Because most FX trades occur in a venue where banks have discretion over to whom they show the amount and price levels of the currencies they hold, depth and transparency are not hallmarks of FX trading. This is one of the reasons algorithms seem to benefit only the most-intense traders at this point, says Harrell Smith, securities and investments analyst at Celent in New York.
"EBS is considering adjustments to show its depth of book and study its effect on the market," Smith says. "The potential effects to the market in how depth of book is shown are not as apparent as in the equity markets. Although spot FX is 100 percent electronically traded, people still are trying to figure out the dynamics of how market adjustments will play out," he continues. "How would an algorithm really negotiate a changing marketplace? I think it will be wait and see for a while."
One manager unwilling to wait and see is Richard Olsen, manager of Olsen Invest, a Zurich, Switzerland-based investment advisory firm that manages about $100 million for hedge funds and high-net-worth investors. Olsen, who founded online currency broker Oanda, builds his own algorithms based on intraday tick data, paying particular attention to the increases and decreases in volatility around market opening times and closing times in New York, London and Tokyo.

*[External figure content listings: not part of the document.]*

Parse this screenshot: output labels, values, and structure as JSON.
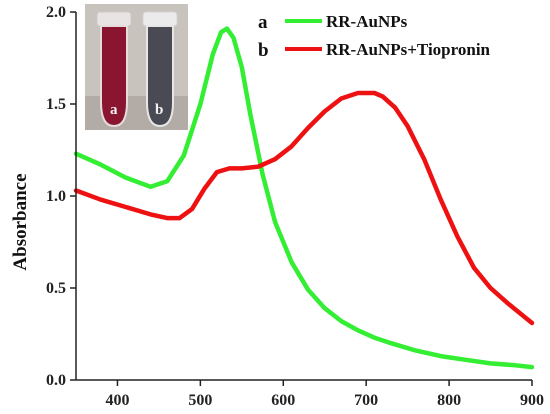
{
  "chart_data": {
    "type": "line",
    "ylabel": "Absorbance",
    "xlabel": "",
    "xlim": [
      350,
      900
    ],
    "ylim": [
      0.0,
      2.0
    ],
    "x_ticks": [
      "400",
      "500",
      "600",
      "700",
      "800",
      "900"
    ],
    "y_ticks": [
      "0.0",
      "0.5",
      "1.0",
      "1.5",
      "2.0"
    ],
    "grid": false,
    "legend_position": "top-right",
    "series": [
      {
        "key": "a",
        "name": "RR-AuNPs",
        "color": "#33ee33",
        "x": [
          350,
          380,
          410,
          440,
          460,
          480,
          500,
          515,
          525,
          532,
          540,
          550,
          560,
          575,
          590,
          610,
          630,
          650,
          670,
          690,
          710,
          730,
          760,
          790,
          820,
          850,
          880,
          900
        ],
        "y": [
          1.23,
          1.17,
          1.1,
          1.05,
          1.08,
          1.22,
          1.5,
          1.77,
          1.89,
          1.91,
          1.86,
          1.7,
          1.45,
          1.12,
          0.86,
          0.64,
          0.49,
          0.39,
          0.32,
          0.27,
          0.23,
          0.2,
          0.16,
          0.13,
          0.11,
          0.09,
          0.08,
          0.07
        ]
      },
      {
        "key": "b",
        "name": "RR-AuNPs+Tiopronin",
        "color": "#ee1111",
        "x": [
          350,
          380,
          410,
          440,
          460,
          475,
          490,
          505,
          520,
          535,
          550,
          570,
          590,
          610,
          630,
          650,
          670,
          690,
          700,
          710,
          720,
          735,
          750,
          770,
          790,
          810,
          830,
          850,
          870,
          900
        ],
        "y": [
          1.03,
          0.98,
          0.94,
          0.9,
          0.88,
          0.88,
          0.93,
          1.04,
          1.13,
          1.15,
          1.15,
          1.16,
          1.2,
          1.27,
          1.37,
          1.46,
          1.53,
          1.56,
          1.56,
          1.56,
          1.54,
          1.48,
          1.38,
          1.2,
          0.98,
          0.78,
          0.61,
          0.5,
          0.42,
          0.31
        ]
      }
    ],
    "inset_photo": {
      "vials": [
        {
          "label": "a",
          "liquid_color": "#8a1530"
        },
        {
          "label": "b",
          "liquid_color": "#4a4a55"
        }
      ]
    }
  }
}
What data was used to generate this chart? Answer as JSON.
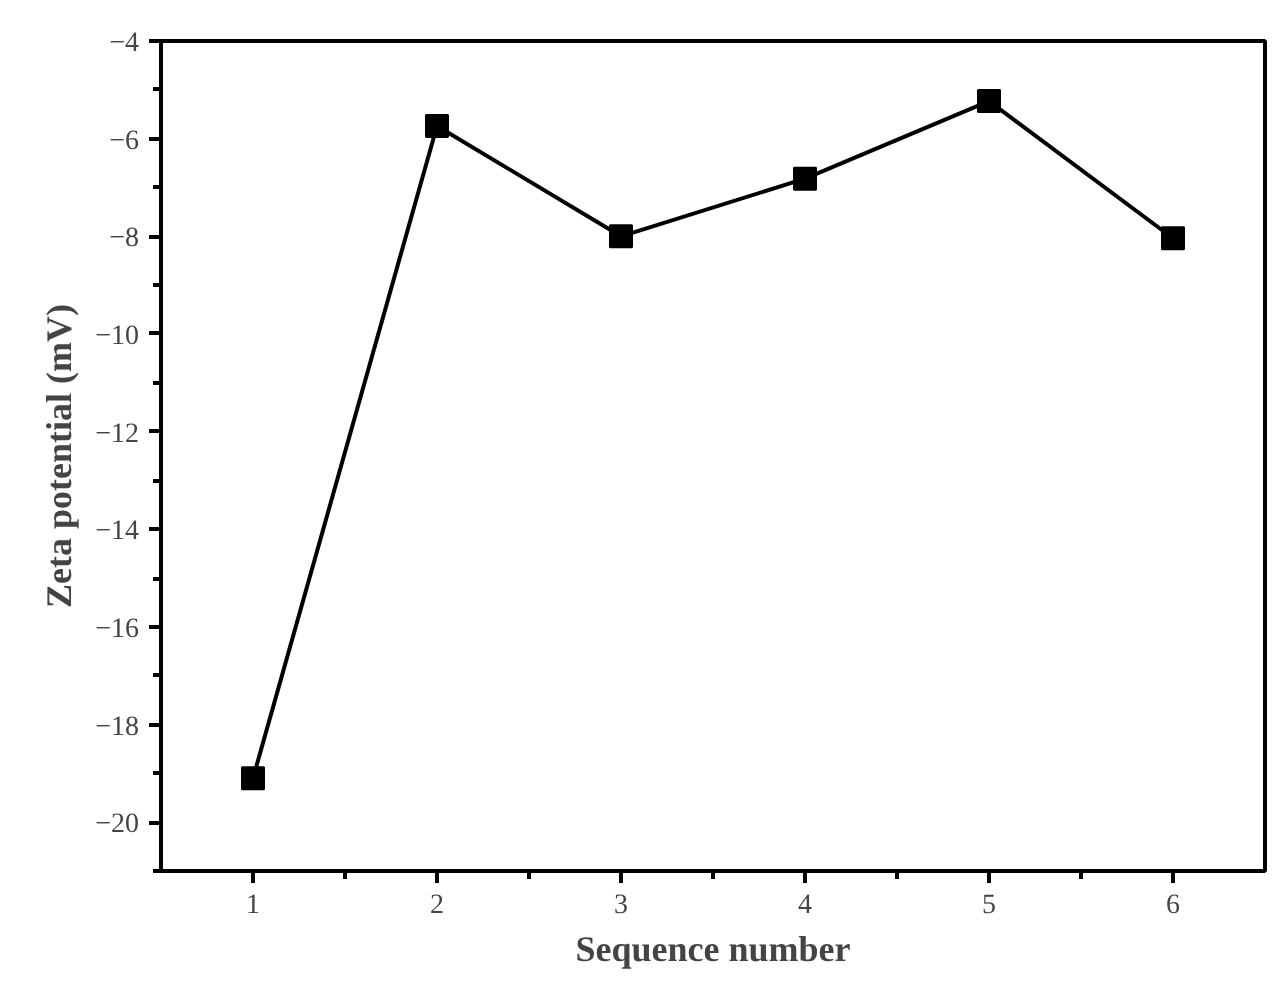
{
  "chart_data": {
    "type": "line",
    "xlabel": "Sequence number",
    "ylabel": "Zeta potential (mV)",
    "x": [
      1,
      2,
      3,
      4,
      5,
      6
    ],
    "series": [
      {
        "color": "#000000",
        "values": [
          -19.1,
          -5.74,
          -8.0,
          -6.82,
          -5.23,
          -8.04
        ]
      }
    ],
    "xlim": [
      0.5,
      6.5
    ],
    "xticks": [
      1,
      2,
      3,
      4,
      5,
      6
    ],
    "ylim": [
      -21,
      -4
    ],
    "yticks": [
      -20,
      -18,
      -16,
      -14,
      -12,
      -10,
      -8,
      -6,
      -4
    ],
    "grid": false,
    "marker": "square",
    "line_style": "solid"
  }
}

"Very few people use high-frequency data," Olsen says. "By and large, they use daily data, and try to prime the entry and exit points of trades. This is where we are today," he continues. "I am very confident that in the next five years [the use of] high-frequency data - meaning millions of price ticks - to create a decision [will be prevalent]. Today, there are daily models using moving averages, over the last 10 or five days." In Olsen's view, algorithms relying on high-frequency tick data almost exclusively are the province of hedge funds and quant shops, and, at this time, even large banks are skeptical of model-based trading.
The world of FX algorithms still resembles the Wild West, and it will probably be some time before algorithms are used by traditional money managers, such as pension funds or mutual funds, that primarily manage equity or bond portfolios and use FX to settle international transactions, according to most industry sources.
Howard Tai, currency and derivatives specialist at American Century Investments in Kansas City, says that buy-side users of FX algorithms are a very small group, largely because of the bilateral relationships that typify FX trading and benefit the buy side with services beyond transactions. Just as entering the e-FX market in the first place represents a psychological hurdle for most buy-side firms, algorithmic trading would represent a further separation from the sell side's apron strings, he suggests.
"There is a two-stage evolution," Tai says. "You first have to get people to think electronically in the simplest sense - you get them to place limit orders and be comfortable doing it themselves. That is a big mental hurdle most buy siders do not overcome," he contends. "It is easier to lay it in someone else's lap; that way, you have an excuse when it goes wrong. So you have to have that first evolution of people willing to take [the responsibility of direct e-trading] on their shoulders before algorithms make sense."
Standard FX Models
In the FX market, most money managers develop their own algorithms. This is at odds with the common practice in the equities market, in which money managers rely on the sell side or technology vendors to create trading models for them. Below are some of the standard FX models.
- Flow models. These are based on custodial data on currency holdings.
- Pure trend models. These are based on previous price movements.
- Carry models. These dictate the purchase of currencies based on the best interest rate return for a given time horizon.